The Long group first became interested in using metal–organic frameworks as templates for inorganic structures through an Office of Naval Research Multi-University Research Initiative aimed at stabilizing high-nuclearity metalloid clusters. We proposed to leverage the well-defined pore environments of metal–organic frameworks to template cluster growth. Knowing that most clusters can only be synthesized with the aid of capping ligands, we focused on frameworks with pores lined with coordinating groups that could serve as nucleation points for cluster growth, as well as stabilize cluster surfaces. Our first strategy for this project was to grow metal clusters using low-valent metal complexes in the bipyridine-functionalized metal–organic framework Zr6O4(OH)4(bpydc)6. As we made initial attempts to execute this strategy, Miguel was also working on a separate project aimed at studying the effect of pore confinement on the reactivity of ethylene oligomerization catalysts.1, 2 Here, mononuclear bipyridine nickel bromide complexes were prepared within the same zirconium framework as catalyst precursors. Miguel had hoped to characterize the nickel-metalated framework by single-crystal X-ray diffraction during an overnight shift at the small molecule crystallography beamline at the Advanced Light Source. After resolving the nickel–bipyridine complexes, however, Miguel noticed several additional residual electron density peaks near these sites in the structural refinement. The closest peak was assigned as another nickel center, and the peaks next to this site were then assigned as bromide. As he proceeded to assign the remaining peaks, we were astonished to find that it was a sheet!

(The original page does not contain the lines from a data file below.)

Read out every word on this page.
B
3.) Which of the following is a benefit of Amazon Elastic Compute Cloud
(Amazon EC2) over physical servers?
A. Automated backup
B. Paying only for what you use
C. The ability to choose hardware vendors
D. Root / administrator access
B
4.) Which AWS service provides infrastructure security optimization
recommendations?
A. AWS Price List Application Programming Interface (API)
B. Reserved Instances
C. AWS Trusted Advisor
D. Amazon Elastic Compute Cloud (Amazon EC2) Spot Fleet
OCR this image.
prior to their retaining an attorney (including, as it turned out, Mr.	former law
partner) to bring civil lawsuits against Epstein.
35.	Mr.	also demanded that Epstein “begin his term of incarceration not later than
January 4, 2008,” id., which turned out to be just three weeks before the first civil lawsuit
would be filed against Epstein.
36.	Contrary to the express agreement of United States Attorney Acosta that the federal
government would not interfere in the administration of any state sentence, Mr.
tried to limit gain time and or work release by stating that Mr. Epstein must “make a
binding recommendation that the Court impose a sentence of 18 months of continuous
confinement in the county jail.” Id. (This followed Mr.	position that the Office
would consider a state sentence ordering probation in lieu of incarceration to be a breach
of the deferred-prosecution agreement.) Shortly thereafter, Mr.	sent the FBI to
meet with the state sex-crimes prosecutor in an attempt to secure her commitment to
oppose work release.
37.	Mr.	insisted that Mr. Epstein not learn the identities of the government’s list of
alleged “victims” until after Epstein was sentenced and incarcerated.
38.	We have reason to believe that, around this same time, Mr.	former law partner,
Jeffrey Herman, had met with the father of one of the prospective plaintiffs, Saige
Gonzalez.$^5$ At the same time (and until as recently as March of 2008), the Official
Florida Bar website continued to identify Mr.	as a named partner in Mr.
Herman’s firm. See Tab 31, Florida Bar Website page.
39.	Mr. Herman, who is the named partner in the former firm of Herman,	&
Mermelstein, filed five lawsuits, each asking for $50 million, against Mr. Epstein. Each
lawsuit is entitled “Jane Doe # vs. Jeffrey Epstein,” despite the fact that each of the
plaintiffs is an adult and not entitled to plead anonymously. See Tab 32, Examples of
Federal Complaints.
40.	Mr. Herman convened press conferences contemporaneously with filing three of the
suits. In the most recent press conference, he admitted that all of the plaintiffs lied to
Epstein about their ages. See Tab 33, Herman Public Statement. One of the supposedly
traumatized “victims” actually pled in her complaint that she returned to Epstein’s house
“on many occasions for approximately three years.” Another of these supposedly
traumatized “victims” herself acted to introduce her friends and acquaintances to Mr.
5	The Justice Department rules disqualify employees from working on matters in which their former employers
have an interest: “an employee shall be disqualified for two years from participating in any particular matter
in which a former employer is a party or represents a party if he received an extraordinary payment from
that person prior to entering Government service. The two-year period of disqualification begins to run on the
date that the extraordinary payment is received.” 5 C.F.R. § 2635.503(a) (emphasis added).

Figure 1. Stages of NiBr2 cluster growth based on 100 K single-crystal structures of Zr6O4(OH)4(bpydc)6 after reaction with 1.0, 1.5, and excess equivalents of NiBr2. In the structure obtained from the reaction of 1.5 equivalents NiBr2, a section of the cluster is faded to illustrate its lower occupancy. Yellow, green, dark red, red, blue, and gray spheres represent Zr, Ni, Br, O, N, and C atoms, respectively; H atoms are omitted for clarity.

We quickly recognized that this sheet—measuring just 1.5 nm across—represented a fragment excised from a single monolayer of the bulk NiBr2 structure. This result perfectly fit in with our efforts to template inorganic structure growth; six of the bipyridine linkers that line the framework pores enforce a hexagonal cluster shape and prevent further cluster growth, affording a well-defined NiBr2 nanosheet that can be characterized by crystallography. Critically, we realized that the migration of NiBr2 units to form of sheets at the interior of the framework requires an equilibrium between the sheets and nickel species in solution. This realization ultimately allowed us to expand the scope of this result to other metal halides and to follow sheet growth by crystallography.

Motivated by our interest in investigating unique magnetic behaviors, we identified FeCl2 as a material that might display superparamagnetism if isolated as a monolayer and confined at the nanometer scale. In the bulk layered material, each iron atom displays Ising-type anisotropy, with its spin oriented perpendicular to FeCl2 planes. While single-layer FeCl2 has yet to be prepared, we were encouraged by recent reports of CrI3 monolayers displaying ferromagnetic ordering. Gratifyingly, we succeeded in preparing the material Zr6O4(OH)4(bpydc)6(FeCl2)19 and indeed observed magnetic hysteresis up to 3 K.

Overall, we have demonstrated that metal­–organic frameworks can be used to template the growth of nanosized, inorganic structures, and we believe that this approach will continue to yield materials that have new and exciting electromagnetic properties. Moreover, this project has been particularly satisfying for us as it demonstrates the interdependence of ideas and people within research groups as well as how crucial insight can be gained from serendipitous discovery in research.


1. Gonzalez, M. I., Bloch, E. D., Mason, J. A., Teat, S. J. & Long, J. R. Single-crystal-to-single-crystal metalation of a metal-organic framework: a route toward structurally well-defined catalysts. Inorg. Chem. 54, 2995–3005 (2015).

2. Gonzalez, M. I., Oktawiec, J. & Long, J. R. Ethylene oligomerization in metal-organic frameworks bearing nickel(II) 2,2'-bipyridine complexes. Faraday Discuss. 201, 363–379 (2017).